No es un motor tan elástico como otros de su potencia o
como el mismo TDdi de 90 CV. Si se acelera a fondo, no se nota un
fuerte empujón hasta unas 1.800 rpm, a partir de 2.000 ese
empujón que da el coche es más ostensible. El motor
puede llegar en marchas cortas hasta 4.500 rpm, pero sólo
merece la pena hacerlo cuando hay que extraer la máxima aceleración
que puede dar el motor.
En
recuperación es mejor que en aceleración. Para quien
valore la capacidad de acelerar en marchas largas desde bajo régimen,
sí puede ser más recomendable que el León,
el Xsara y otros Diesel menos potentes, como el Astra o el Mégane.
La velocidad máxima que da el coche coincide con lo que
cabría esperar de su potencia máxima (que son 116
CV, no 115). Es decir, no creo que ninguno de los dos Focus TDCi
que hemos probado dé claramente más de 116 CV. En
carreteras rápidas la quinta vale para casi todo en un rango
muy amplio de velocidad.
En carreteras lentas, incluso si se pretende conducir rápido,
la tercera basta para salir bien de cualquier curva, salvo «horquillas»

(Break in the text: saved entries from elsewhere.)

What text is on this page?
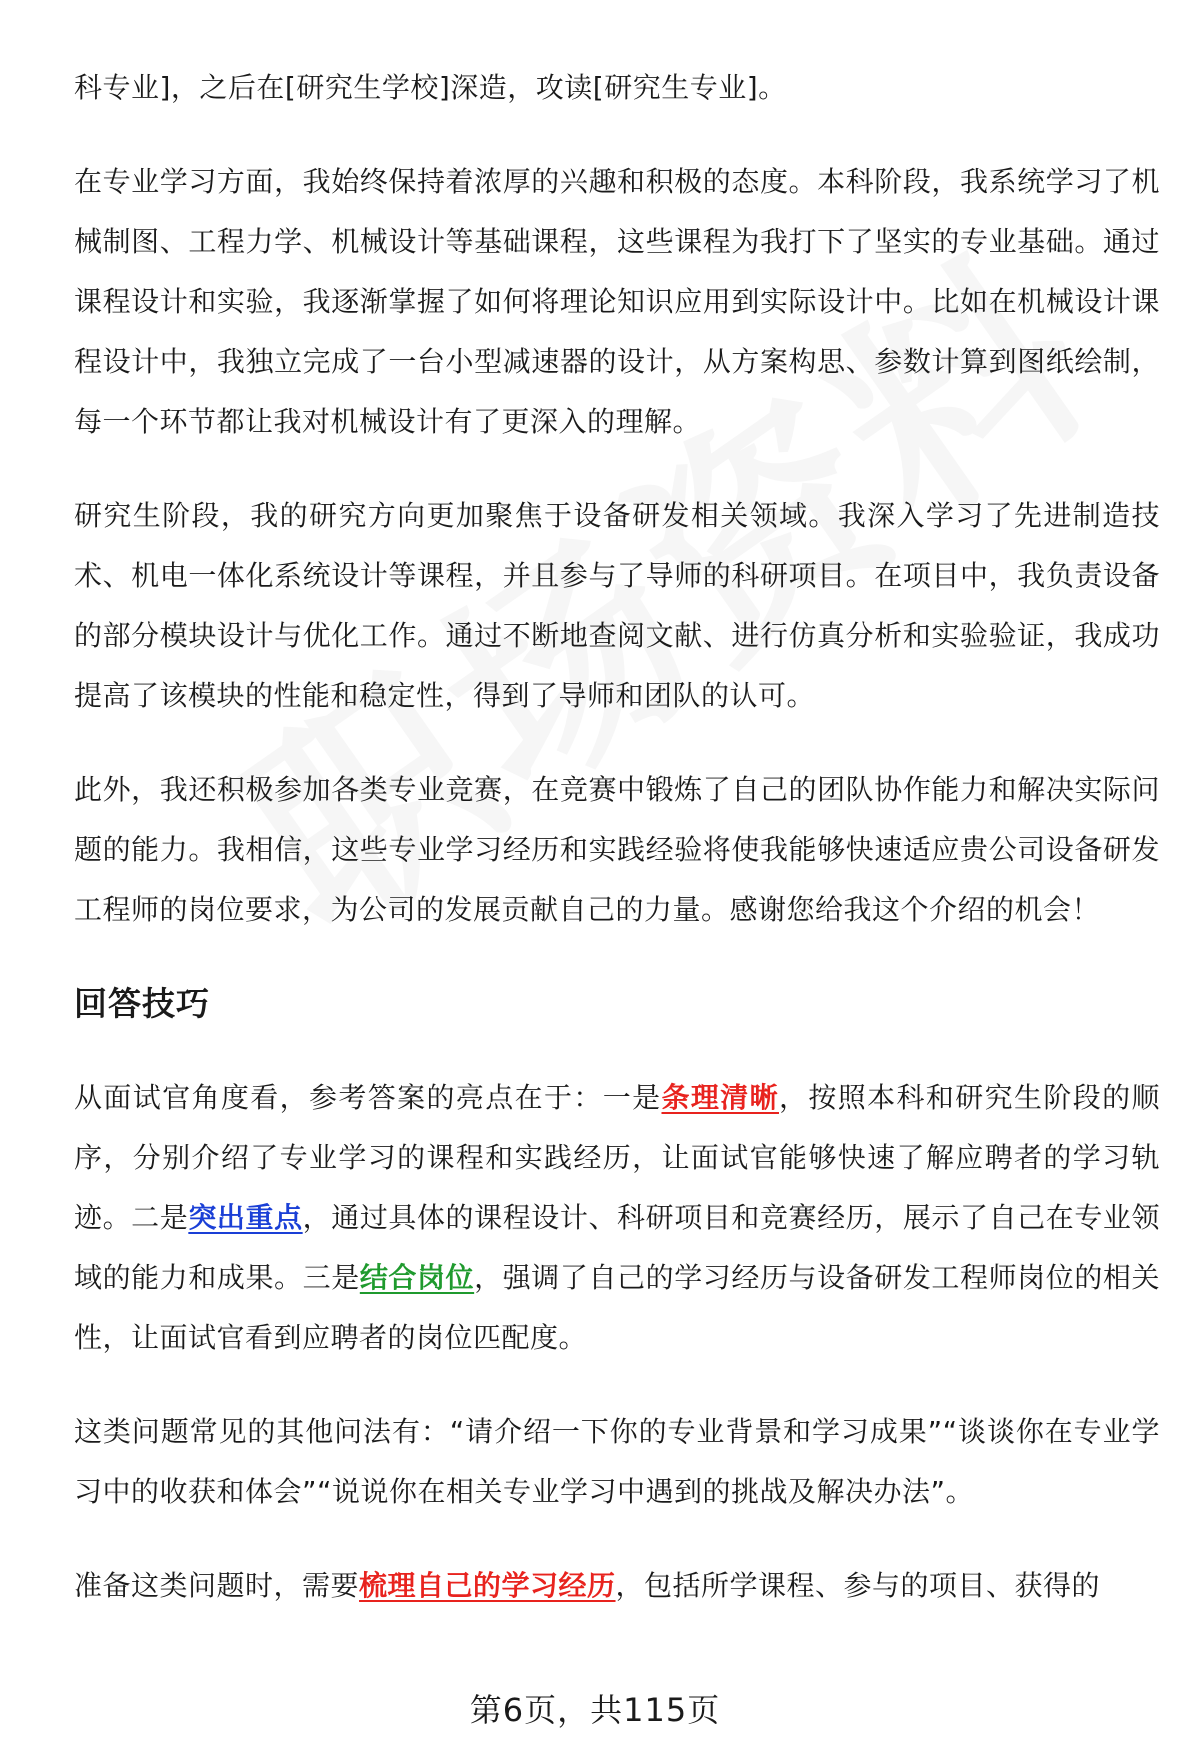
科专业]，之后在[研究生学校]深造，攻读[研究生专业]。

在专业学习方面，我始终保持着浓厚的兴趣和积极的态度。本科阶段，我系统学习了机械制图、工程力学、机械设计等基础课程，这些课程为我打下了坚实的专业基础。通过课程设计和实验，我逐渐掌握了如何将理论知识应用到实际设计中。比如在机械设计课程设计中，我独立完成了一台小型减速器的设计，从方案构思、参数计算到图纸绘制，每一个环节都让我对机械设计有了更深入的理解。

研究生阶段，我的研究方向更加聚焦于设备研发相关领域。我深入学习了先进制造技术、机电一体化系统设计等课程，并且参与了导师的科研项目。在项目中，我负责设备的部分模块设计与优化工作。通过不断地查阅文献、进行仿真分析和实验验证，我成功提高了该模块的性能和稳定性，得到了导师和团队的认可。

此外，我还积极参加各类专业竞赛，在竞赛中锻炼了自己的团队协作能力和解决实际问题的能力。我相信，这些专业学习经历和实践经验将使我能够快速适应贵公司设备研发工程师的岗位要求，为公司的发展贡献自己的力量。感谢您给我这个介绍的机会！

回答技巧

从面试官角度看，参考答案的亮点在于：一是条理清晰，按照本科和研究生阶段的顺序，分别介绍了专业学习的课程和实践经历，让面试官能够快速了解应聘者的学习轨迹。二是突出重点，通过具体的课程设计、科研项目和竞赛经历，展示了自己在专业领域的能力和成果。三是结合岗位，强调了自己的学习经历与设备研发工程师岗位的相关性，让面试官看到应聘者的岗位匹配度。

这类问题常见的其他问法有：“请介绍一下你的专业背景和学习成果”“谈谈你在专业学习中的收获和体会”“说说你在相关专业学习中遇到的挑战及解决办法”。

准备这类问题时，需要梳理自己的学习经历，包括所学课程、参与的项目、获得的

第6页，共115页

y las que estén en fuerte rampa.
El
consumo que nos ha dado es el normal para un Diesel moderno de estas
características. En un viaje rápido, por carreteras
medias y autovía, con carga, calor y el aire acondicionado
conectado, ha gastado 9,6 l/100 km. Gastar mucho más de eso
sería difícil, en un trayecto largo. En condiciones
de uso más suaves, el consumo está en torno a 7 l/100
km.
No es un motor ruidoso ni vibra mucho. No llega al grado de suavidad
que tiene el HDI de Peugeot y Citroën, pero si es preferible
en ese sentido al TDI de Volkswagen y al dCi de Renault; está
más o más o menos al mismo nivel del JTD de Fiat.
Donde más se le nota el ruido no es tanto al acelerar fuerte,
como ocurre con otros Diesel, si no al mantener un ritmo de viaje
rápido, con el motor continuamente en torno a 4.000 rpm.